How much photons are released during such a process in relation to each electron? I'm totally new at laser technology, but I'm pretty interested. Sean, you do seem to have a wealth of knowledge regarding this subject. You seem to be the one to talk to...
Regarding "how much light is released" when an electron changes energy states, the answer is easy: exactly one photon is released when an electron jumps from a higher energy state down to a lower energy state. The energy release in the state change is in the form of a photon. The wavelength of the photon which gives the light its apparnet color is exactly proportional to the difference in energy state change. Just the opposite occurs when a photon strikes an electron and bumps it UP in energy state - the electron receives the energy of the photon which gets absorbed.

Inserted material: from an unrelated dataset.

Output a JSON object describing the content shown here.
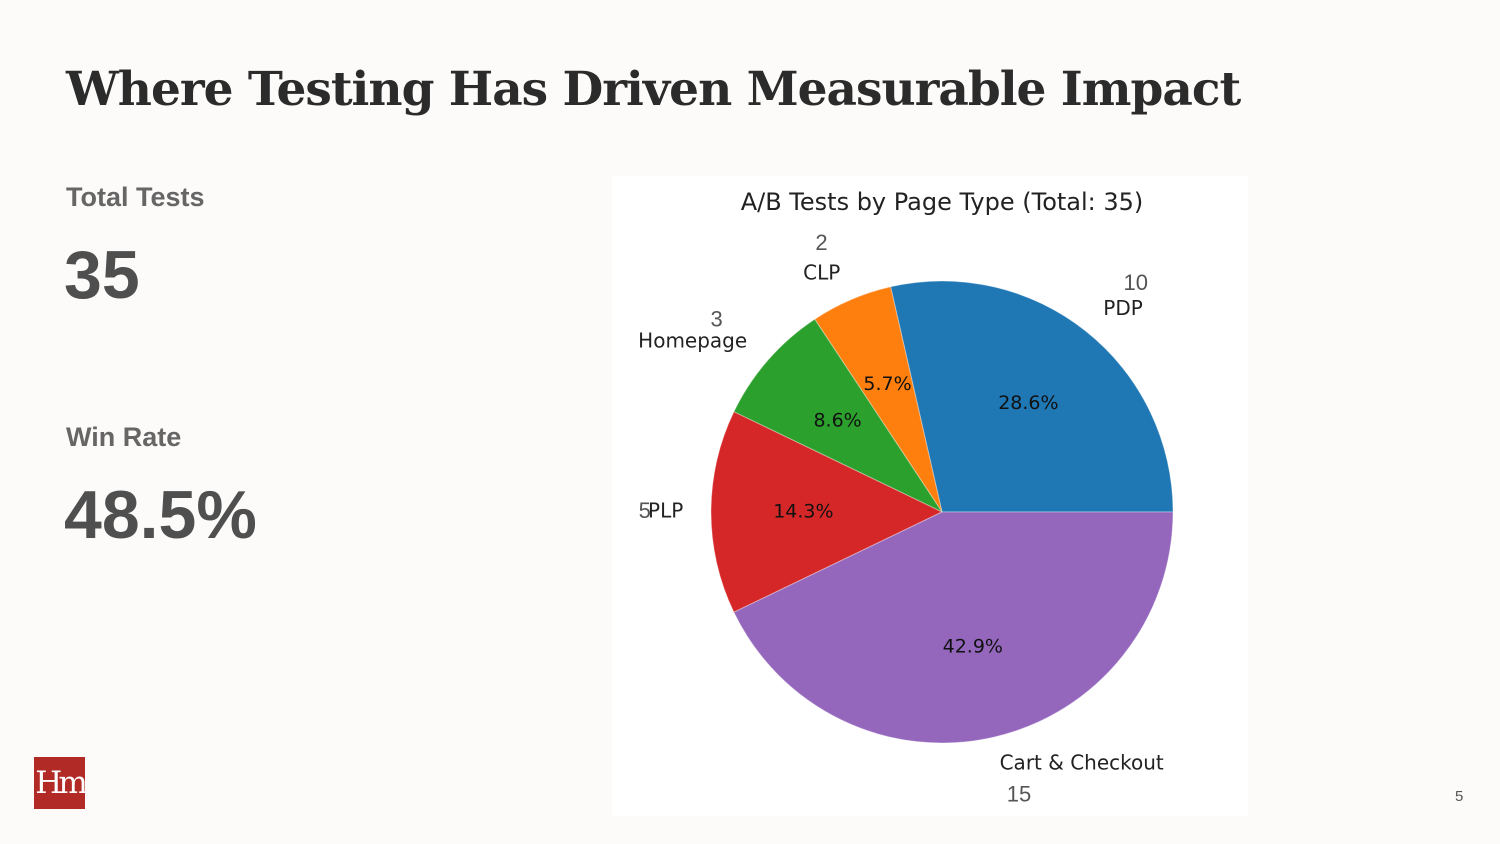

As for the question of whether magnetism can affect photons, I must say I really don't know for sure, but if gravity can affect photons and magnetism can affect a whole array of subatomic particles, I'd be surprised if it was impossible. There are super-magnetic machines that are capable of crushing even non-metallic (normally "non-magnetic") materials. Even an apple can be magnetized in a powerful enough field - how powerful would the field have to be to magnetize a photon?
ahhhhh... thanks sean, i hadn't even thought about the gravity of the situation ("groan", bad pun i know.) gravity is tied to the electromagnetic force somehow. we just haven't figured it out yet. we've unified the electromagnetic and the weak force. we just have to tie in the strong force and gravity somehow. thanks.
06-24-2003 09:42 PM
Cool, liked that sound bit
i'd like to explain my understanding of a few things and then ask a question of you. in a crt, there are plates on each side that vary in magnetic force. this force adjusts the vector of the electron beam that 'draws' the screen when it strikes the phosphors on the screen. now, the smallest particle that has a charge is the electron. photons are emitted by electrons when they change energy states. so i said all that so that i could ask this: is it possible to use an EM force as a kind of 'wave guide' for a laser? if i'm wrong in any of this please tell me. i'm just trying to learn a little something, and you seem to be pretty well informed.